Bad reviews by his own newspaper and its competitors caused Stanley’s lecture tour to collapse after the third night. With no new assignment for the Herald in the offing, Stanley had to think hard about where to direct his energy. Money was not a problem. Royalties for How I Found Livingstone came pouring in from England and America and he was still on full salary from the newspaper. So Stanley did what every good writer with energy to burn does – he wrote. Stanley turned his hand to fiction, one of only two occasions in his life when he wrote about subjects in which he was not the main player.

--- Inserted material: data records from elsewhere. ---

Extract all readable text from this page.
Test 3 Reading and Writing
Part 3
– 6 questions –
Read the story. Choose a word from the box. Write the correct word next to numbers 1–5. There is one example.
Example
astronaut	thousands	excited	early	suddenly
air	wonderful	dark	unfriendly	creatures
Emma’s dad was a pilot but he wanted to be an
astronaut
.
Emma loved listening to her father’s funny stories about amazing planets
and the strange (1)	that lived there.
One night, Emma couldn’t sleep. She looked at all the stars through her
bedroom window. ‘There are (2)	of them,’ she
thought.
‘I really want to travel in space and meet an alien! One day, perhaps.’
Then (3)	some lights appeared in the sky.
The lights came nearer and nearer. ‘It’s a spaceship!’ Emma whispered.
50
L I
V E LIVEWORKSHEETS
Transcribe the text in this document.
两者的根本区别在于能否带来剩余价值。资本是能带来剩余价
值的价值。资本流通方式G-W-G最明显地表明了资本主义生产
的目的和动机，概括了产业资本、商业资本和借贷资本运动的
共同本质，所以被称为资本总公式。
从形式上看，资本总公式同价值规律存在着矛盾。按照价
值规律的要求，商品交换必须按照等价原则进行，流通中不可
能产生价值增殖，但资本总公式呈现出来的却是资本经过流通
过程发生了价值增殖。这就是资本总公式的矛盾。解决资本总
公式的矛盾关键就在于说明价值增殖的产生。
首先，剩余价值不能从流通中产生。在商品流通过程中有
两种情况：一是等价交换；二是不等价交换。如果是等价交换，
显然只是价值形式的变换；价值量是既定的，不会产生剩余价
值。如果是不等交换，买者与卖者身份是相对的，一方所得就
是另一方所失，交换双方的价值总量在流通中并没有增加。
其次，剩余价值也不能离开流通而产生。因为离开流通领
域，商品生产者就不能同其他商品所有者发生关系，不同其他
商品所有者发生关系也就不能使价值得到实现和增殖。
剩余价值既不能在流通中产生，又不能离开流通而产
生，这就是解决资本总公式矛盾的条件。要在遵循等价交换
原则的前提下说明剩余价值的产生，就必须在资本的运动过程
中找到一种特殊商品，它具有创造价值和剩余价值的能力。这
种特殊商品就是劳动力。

My Kalulu – Prince, King and Slave was ‘written for boys . . . those clever, bright-eyed, intelligent boys, of all classes, who have begun to be interested in romantic literature, with whom educated fathers may talk without fear of misapprehension, and of whom friends are already talking as boys who have a promising future before them. These boys are the guests for whom I have provided a true Afric feast.’
The book was inspired by Kalulu himself, who had related stories about his African life to Stanley during their travels together. A fictitious Kalulu, several years older than Stanley’s young companion, became the central character in a fanciful story about a boy born into slavery who becomes a courageous king, encounters wild animals, explores the dark interior, participates in tribal battles, witnesses a kidnapping, engineers a heroic rescue and observes secret ceremonies.
My Kalulu was written to be read in cliff-hanging episodes, one thrilling chapter leading effortlessly to the next. It was based on incidents collected by Stanley as he walked across Africa in search of Livingstone and tales related by Kalulu. It was intended to be a blend of fact and fiction and ‘something lighter, fresher’ than his previous book. In his introduction, Stanley assures ‘those interested in Kalulu that some day, if I live, I shall attempt to take him back to his own country, through numberless adventures, incidents and scenes, in the hope that he shall enjoy his own again’. In the meantime, Stanley and Kalulu returned to England to await further instructions from Bennett.
Weeks passed without word from the boss, but Stanley kept busy completing My Kalulu and making occasional visits to his mother in Wales, often taking a gift of an African curio or artefact to decorate her pub. In April 1873, he was again summoned to meet Bennett in Paris – the same city where the editor had famously given him the Livingstone mission. There was to be no repeat assignment of the same magnitude. At the Hotel des Deux Mondes, where Bennett had taken up residence, the editor ordered Stanley back to Spain on temporary cover until a story of importance broke. He informed Stanley that he was carefully monitoring events on Africa’s Gold Coast, where a despot king threatened to invade a neighbouring British protectorate. Bennett told Stanley that if the situation deteriorated and the British government decided to send military aid, the job was his. Stanley returned to London, put Kalulu into a boarding school run by an Anglican minister in Wandsworth and returned to Spain, its routine riots and revolutions – and waited.